Quelque part dans une bourgade côtière
de la Francie, aux environs de l'an 900. Deux hommes,
Erlendur-le-penseur et Varg-le-fougeux, sont attablés dans une
auberge. Malgré le fait qu'ils soient les seuls à parler et
comprendre le norrois, inconsciemment, ils échangent à voix basse.
Ces deux hommes sont des « hommes du nord », les fameux
vikings, mais ce soir, aucun attribut guerrier ne se laisse deviner.

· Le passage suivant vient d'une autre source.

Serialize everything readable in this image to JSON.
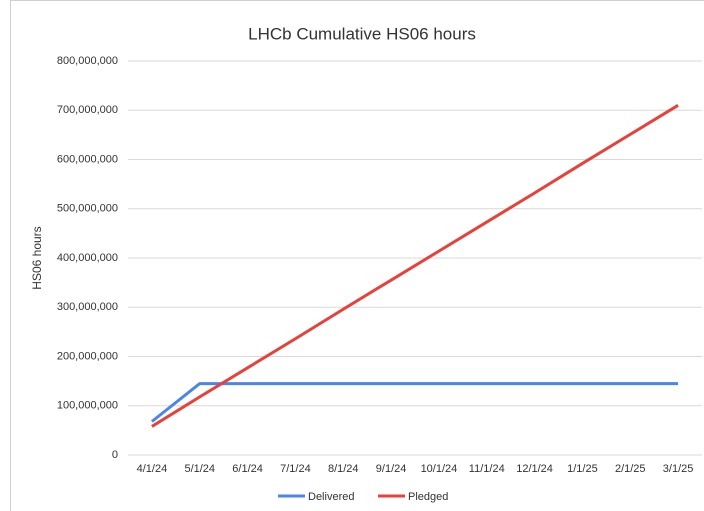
{
  "chart_data": {
    "type": "line",
    "title": "LHCb Cumulative HS06 hours",
    "y_label": "HS06 hours",
    "categories": [
      "4/1/24",
      "5/1/24",
      "6/1/24",
      "7/1/24",
      "8/1/24",
      "9/1/24",
      "10/1/24",
      "11/1/24",
      "12/1/24",
      "1/1/25",
      "2/1/25",
      "3/1/25"
    ],
    "series": [
      {
        "name": "Delivered",
        "color": "#4a86e8",
        "values": [
          68000000,
          145000000,
          145000000,
          145000000,
          145000000,
          145000000,
          145000000,
          145000000,
          145000000,
          145000000,
          145000000,
          145000000
        ]
      },
      {
        "name": "Pledged",
        "color": "#e8403a",
        "values": [
          58000000,
          118000000,
          177000000,
          236000000,
          296000000,
          355000000,
          414000000,
          473000000,
          532000000,
          592000000,
          651000000,
          710000000
        ]
      }
    ],
    "ylim": [
      0,
      800000000
    ],
    "yticks": [
      0,
      {
        "value": 100000000,
        "label": "100,000,000"
      },
      {
        "value": 200000000,
        "label": "200,000,000"
      },
      {
        "value": 300000000,
        "label": "300,000,000"
      },
      {
        "value": 400000000,
        "label": "400,000,000"
      },
      {
        "value": 500000000,
        "label": "500,000,000"
      },
      {
        "value": 600000000,
        "label": "600,000,000"
      },
      {
        "value": 700000000,
        "label": "700,000,000"
      },
      {
        "value": 800000000,
        "label": "800,000,000"
      }
    ],
    "grid": true,
    "legend": "bottom"
  }
}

Erlendur et Varg font partie d'une expédition commerciale. Ils
longent les côtes du continent pour vendre de l'ambre, des fourrures
et du bois. Accessoirement, ils étudient aussi les régions
traversées : ressources, accessibilités et surtout systèmes
de défense. L'information étant une marchandise comme une autre,
les éléments intéressants seront revendus aux Jarls danois pour de
futures expéditions de pillages. Mais ces dernières semaines, ces
récoltes sont pauvres.
Varg : beuuurk ! Mais
avec quoi ils le font leur cidre ? de la pisse d’âne
fermentée ? Ils ont vraiment rien pour eux ces crevards de
francs !
Erlendur : il est vrai que
les ressources de ce pays sont quelque peu … restreintes. Ce qui
n'arrange pas nos affaires.
Varg: Quelque peu restreintes ?
C'est mort oui ! Tout pue la misère dans ce bled ! Regarde
ces connards autour de nous comment qu'ils sont maigres ! Porter
des objets en métal ça les essoufflerait ! Un raid ici, à
tout casser, ça rapporterait un demi-sac de grains et quelques
poules malades... parce que moi j'embarque pas leur picole !
Erlendur : reste la bâtisse
qu'on a aperçu sur la côte, à deux lieues d'ici.
Varg : mouais... faudrait
voir...
L'aubergiste s'est
approché de nos deux compères. Ayant flairé des clients fortunés,
il tente de les retenir en posant d'autorité un nouveau pichet de
cidre sur la table.
L'aubergiste :
cadeau de la maison ! Tout va comme vous voulez, messieurs les
touristes ? Est-ce que je peux vous être utile à quelque
chose ?
Erlendur lève son
broc plusieurs fois en direction de l'aubergiste, mais sans jamais le
porter à sa bouche.
Erlendur parlant
en franc : merci pour ce vigoureux breuvage. Mon ami me disait
tout le bien qu'il en pensait. Allez Varg ! Fait honneur à
notre hôte ! Cul sec ! Varg avale le cidre en laissant
échapper des larmes. Puisque vous nous proposez votre aide, vous
allez arbitrer notre différent. Mon camarade prétend que la bâtisse
au nord du village est une garnison, moi je pense que c'est une ferme
fortifiée, qui de nous deux a raison ?
L'aubergiste :
aucun d'entre vous ! Vous devez parler du couvent.
Erlendur :
et qu'est-ce donc qu'un Kou-Ven ?
L'aubergiste bombant
le torse : c'est le lieu sacré où reposent les reliques de
Saint-Léon, tué d'un coup de pieu par le diable lui-même. Ses
ossements sont désormais gardés dans un merveilleux coffre incrusté
d'or et de diamants.
Les deux vikings se
regardent, soudain plus attentif.
Erlendur :
et... hum !... les habitants du …. Kou-Ven seraient-ils
intéressés par la venue de deux honnêtes commerçants ?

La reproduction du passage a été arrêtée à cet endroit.